Если изъявительное наклонение есть область реального бытия как «настоящей» (в обоих смыслах — и как подлинной, и как существующей в данный момент) жизни, а сослагательное — область искусства как область безграничной свободы, то повелительное наклонение есть область веры. «Талант может, гений должен». Гений потому и должен, что находится за пределами этого мира, в области веры. А в этой области у человека нет никаких прав и свобод, это область исключительно обязанности и ответственности. «Какая у него фантазия? — говорит Мандельштам о Данте. — Он пишет под диктовку, он переписчик, он переводчик. Он весь изогнулся в позе писца, испуганно косящего на иллюминированный подлинник, одолженный ему». Здесь вопрос стоит не о том, чего хочет или что может сделать художник, а исключительно о том, что он должен делать.
В идее долга заключена вся суть религии. Отсюда и понимание Кантом религии как обязывающего, непреложного — «категорического» — императива. Заметим, что сам термин «категория» по своему происхождению означает обвинение. В религии человек — раб Божий, причем «по факту», раб ленивый и нерадивый, постоянно жульничающий и отлынивающий от порученного ему дела, за что и подлежащий «категорическому» осуждению. Человеку был выдан баснословный кредит — бесценный «талант» индивидуального бытия: микрокосм получил в дар царский — макрокосмический — атрибут целостного бытия, ограниченный индивид был наделен на мгновение человеческой жизни бесконечным мировым разумом. Долг предполагает обязанность вернуть то, что было дано во временное (в обоих смыслах — с ударением и на е и на о) пользование, обязанность нести ответственность за содеянное. Таким деянием, за которое надо держать ответ, является наша индивидуальная жизнь. В индивидуальном бытии и заключается «вина» человека (ср. немецкое Schuld), из которой вытекает и долг (английское should — следует, нужно). То же и в русском языке: «повинность» как обязанность, долг.
Первородный грех как фундаментальная вина человека — это отпадение от целостности, соответственно, смерть есть расплата всякого частного бытия за роскошь индивидуального существования. Мы «виноваты уж тем, что хочется нам кушать» — кушать ведь нам надо исключительно для того, чтобы продолжать свое индивидуальное существование. Смерть — это расплата не за какие-то конкретные грехи, личные или коллективные. Смерть — это расплата за грех индивидуального существования.
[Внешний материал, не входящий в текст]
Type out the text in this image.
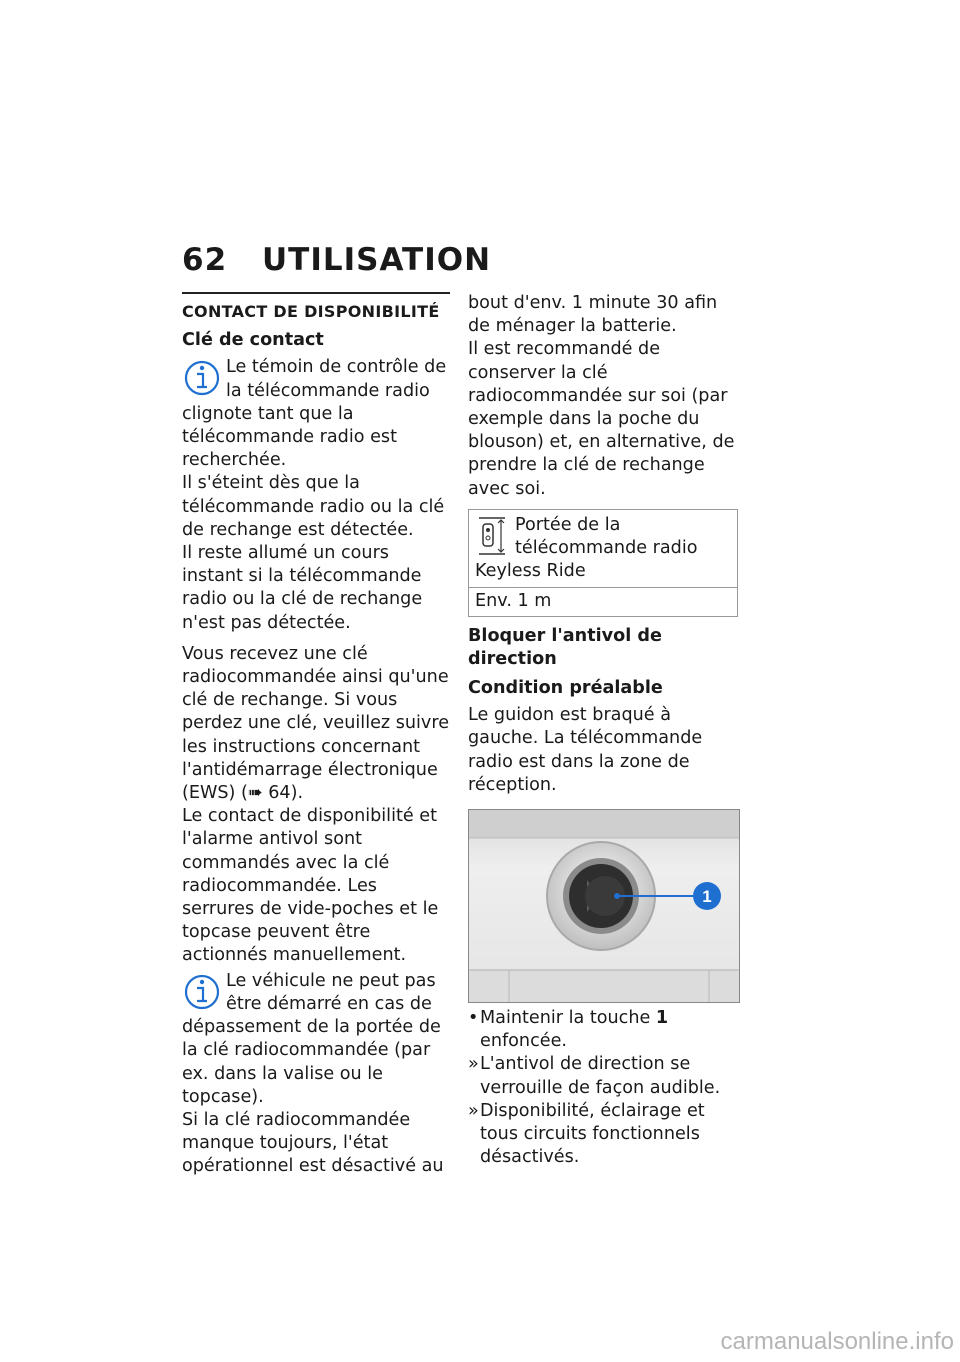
62 UTILISATION
CONTACT DE DISPONIBILITÉ
Clé de contact

Le témoin de contrôle de la télécommande radio clignote tant que la télécommande radio est recherchée.

Il s'éteint dès que la télécommande radio ou la clé de rechange est détectée.

Il reste allumé un cours instant si la télécommande radio ou la clé de rechange n'est pas détectée.

Vous recevez une clé radiocommandée ainsi qu'une clé de rechange. Si vous perdez une clé, veuillez suivre les instructions concernant l'antidémarrage électronique (EWS) (➠ 64).

Le contact de disponibilité et l'alarme antivol sont commandés avec la clé radiocommandée. Les serrures de vide-poches et le topcase peuvent être actionnés manuellement.

Le véhicule ne peut pas être démarré en cas de dépassement de la portée de la clé radiocommandée (par ex. dans la valise ou le topcase).

Si la clé radiocommandée manque toujours, l'état opérationnel est désactivé au

bout d'env. 1 minute 30 afin de ménager la batterie.

Il est recommandé de conserver la clé radiocommandée sur soi (par exemple dans la poche du blouson) et, en alternative, de prendre la clé de rechange avec soi.

Portée de la télécommande radio Keyless Ride
Env. 1 m
Bloquer l'antivol de direction
Condition préalable

Le guidon est braqué à gauche. La télécommande radio est dans la zone de réception.

1
• Maintenir la touche 1 enfoncée.
» L'antivol de direction se verrouille de façon audible.
» Disponibilité, éclairage et tous circuits fonctionnels désactivés.
carmanualsonline.info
Анаксимандр рассматривал процесс становления как умаление бесконечного бытия, как своего рода проклятье, которое в конце концов должно быть искуплено возвратом в невещественное бытие.
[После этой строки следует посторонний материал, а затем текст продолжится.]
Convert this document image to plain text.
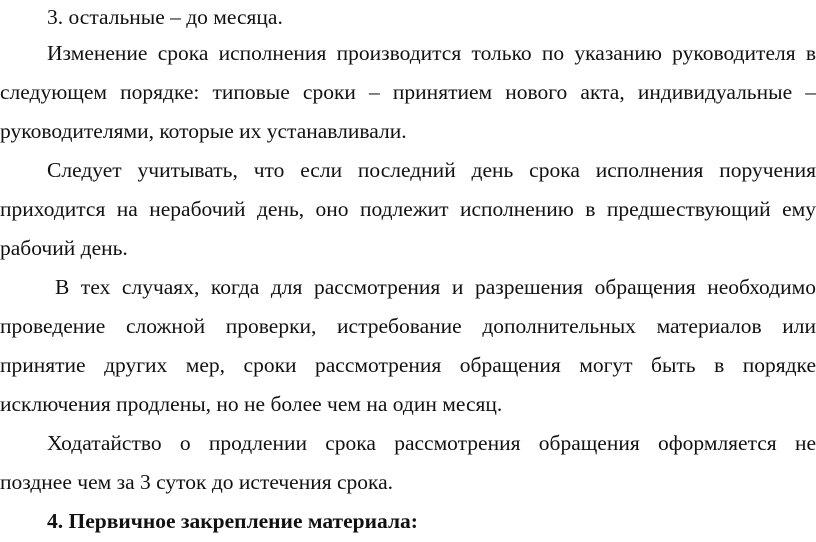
3. остальные – до месяца.
Изменение срока исполнения производится только по указанию руководителя в
следующем порядке: типовые сроки – принятием нового акта, индивидуальные –
руководителями, которые их устанавливали.
Следует учитывать, что если последний день срока исполнения поручения
приходится на нерабочий день, оно подлежит исполнению в предшествующий ему
рабочий день.
В тех случаях, когда для рассмотрения и разрешения обращения необходимо
проведение сложной проверки, истребование дополнительных материалов или
принятие других мер, сроки рассмотрения обращения могут быть в порядке
исключения продлены, но не более чем на один месяц.
Ходатайство о продлении срока рассмотрения обращения оформляется не
позднее чем за 3 суток до истечения срока.
4. Первичное закрепление материала:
Как индивидам нам предоставлена полная свобода мысли. Но одновременно нам дан и разум, задача которого — управлять той шальной, безграничной свободой мысли, которая столь неожиданно свалилась нам на голову. Ироническую максиму Марка Твена («Мы получили три неоценимых дара: свободу слова, свободу совести — и благоразумие, удерживающее нас от того, чтобы пользоваться первыми двумя») можно вывернуть и на позитивный лад: без разумного самоограничения самое свободное человеческое общество неизбежно становится саморазрушительным «обществом с ограниченной ответственностью».
Впрочем, глагольные наклонения — только часть общей проблемы структурного сходства языка и описываемого им мира: «Язык способен отражать мир лишь потому, что его логическая структура изоморфна онтологической структуре мира» (Витгенштейн). В развернутом виде это может означать следующее. Утверждение и отрицание — это онтология. Вопрос — гносеология. Существительные — это естествознание в самом широком смысле, знание «контуров» мира. Прилагательные — это «краски» воспринимаемого нами мира. Глаголы состояния и действия — физика. Личные местоимения — это социум: я, мы — свое; ты, вы — ближнее; он, они — чужое. Притяжательные местоимения, указывающие на принадлежность — экономика. Предлоги и союзы, сами по себе ничего не означающие, несут в себе важнейшую функцию, выражая связность элементов мира.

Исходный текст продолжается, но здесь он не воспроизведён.